As of 30 November 2015, a sufficient number of member states ratified an intergovernmental agreement (IGA) on the transfer and mutualisation of contributions to a single resolution fund (SRF). This will allow the SRF to become fully operational.
1. Single resolution mechanism
The creation of a single resolution mechanism (SRM) – with a central decision-making board and a single resolution fund – ensures that resolution decisions across participating member states will be taken in a coordinated and effective manner, minimising negative impacts on financial stability and reducing the dependence of banks on the creditworthiness of sovereigns.
The SRM is aimed at ensuring the orderly resolution of failing banks without recourse to taxpayers’ money.
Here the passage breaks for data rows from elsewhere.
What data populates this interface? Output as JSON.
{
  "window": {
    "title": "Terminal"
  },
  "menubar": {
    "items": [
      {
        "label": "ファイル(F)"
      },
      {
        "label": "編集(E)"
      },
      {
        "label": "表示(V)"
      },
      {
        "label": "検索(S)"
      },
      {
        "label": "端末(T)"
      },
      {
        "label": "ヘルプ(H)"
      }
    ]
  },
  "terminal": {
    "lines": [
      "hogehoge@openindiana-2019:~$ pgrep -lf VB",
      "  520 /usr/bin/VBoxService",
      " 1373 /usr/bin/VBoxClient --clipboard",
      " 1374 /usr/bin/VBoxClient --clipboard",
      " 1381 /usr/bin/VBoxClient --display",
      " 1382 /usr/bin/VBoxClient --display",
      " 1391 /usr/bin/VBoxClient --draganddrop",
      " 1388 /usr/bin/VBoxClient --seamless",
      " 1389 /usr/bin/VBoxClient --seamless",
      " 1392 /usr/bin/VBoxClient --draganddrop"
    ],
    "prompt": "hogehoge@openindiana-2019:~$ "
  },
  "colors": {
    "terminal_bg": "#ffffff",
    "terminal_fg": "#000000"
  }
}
This will involve both a systematic recourse to the bail-in of shareholders and creditors, in line with the EU’s directive on bank recovery and resolution, and the possible recourse to the SRF.
The SRM will form one of the key elements of Europe’s banking union, along with the single supervisory mechanism (SSM) that entered into force on 4 November 2015. It will cover all banks established in the euro area and in other member states that choose to participate.
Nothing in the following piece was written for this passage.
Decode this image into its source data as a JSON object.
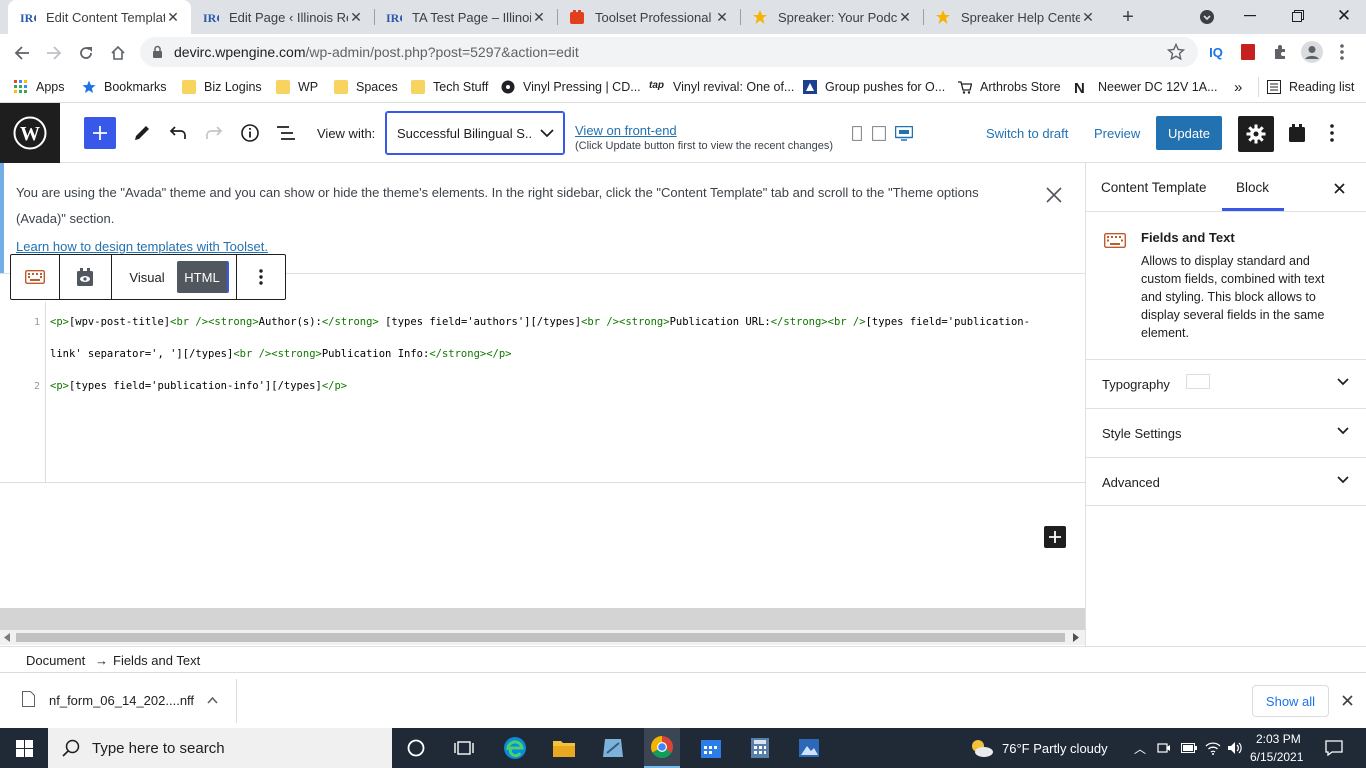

2. Intergovernmental agreement
The IGA enters into force on the first day of the second month following the date when instruments of ratification have been deposited by signatories participating in the banking union representing at least 90% of the aggregate of the weighted votes of all participants.
The IGA was signed in May 2014 by representatives of all member states except Sweden and the United Kingdom. The signatories issued a declaration signaling that they would strive to complete the ratification process in time to allow the SRM to be fully operational by 1 January 2016.
The agreement complements a regulation on the creation of a SRM, which establishes the fund and also features a central decision-making board. The SRM will be fully financed by bank contributions.
The Council decided in December 2013 to use an intergovernmental agreement to establish rules on the transfer and mutualisation of contributions in order to provide maximum legal certainty.
Countries that have signed the IGA but are not yet part of the banking union (i.e. non-euro area member states) will only be subject to the rights and obligations stemming from the agreement once they become part of the SSM and SRM.
3. Single resolution fund
Under the IGA, the fund will be built up over eight years, reaching a target level of at least 1% of the amount of covered deposits of all credit institutions authorised in all the participating member states. It is estimated that this will amount to about €55bn.
Contributions by banks raised at national level will be transferred to the SRF, which will initially consist of compartments corresponding to each contracting party. These will be gradually merged over the eight-year transitional phase. This mutualisation of paid-in funds will be front-loaded, starting with 40% in the first year and a further 20% in the second year, and continuously increasing by equal amounts over the subsequent six years until the SRF is fully mutualised.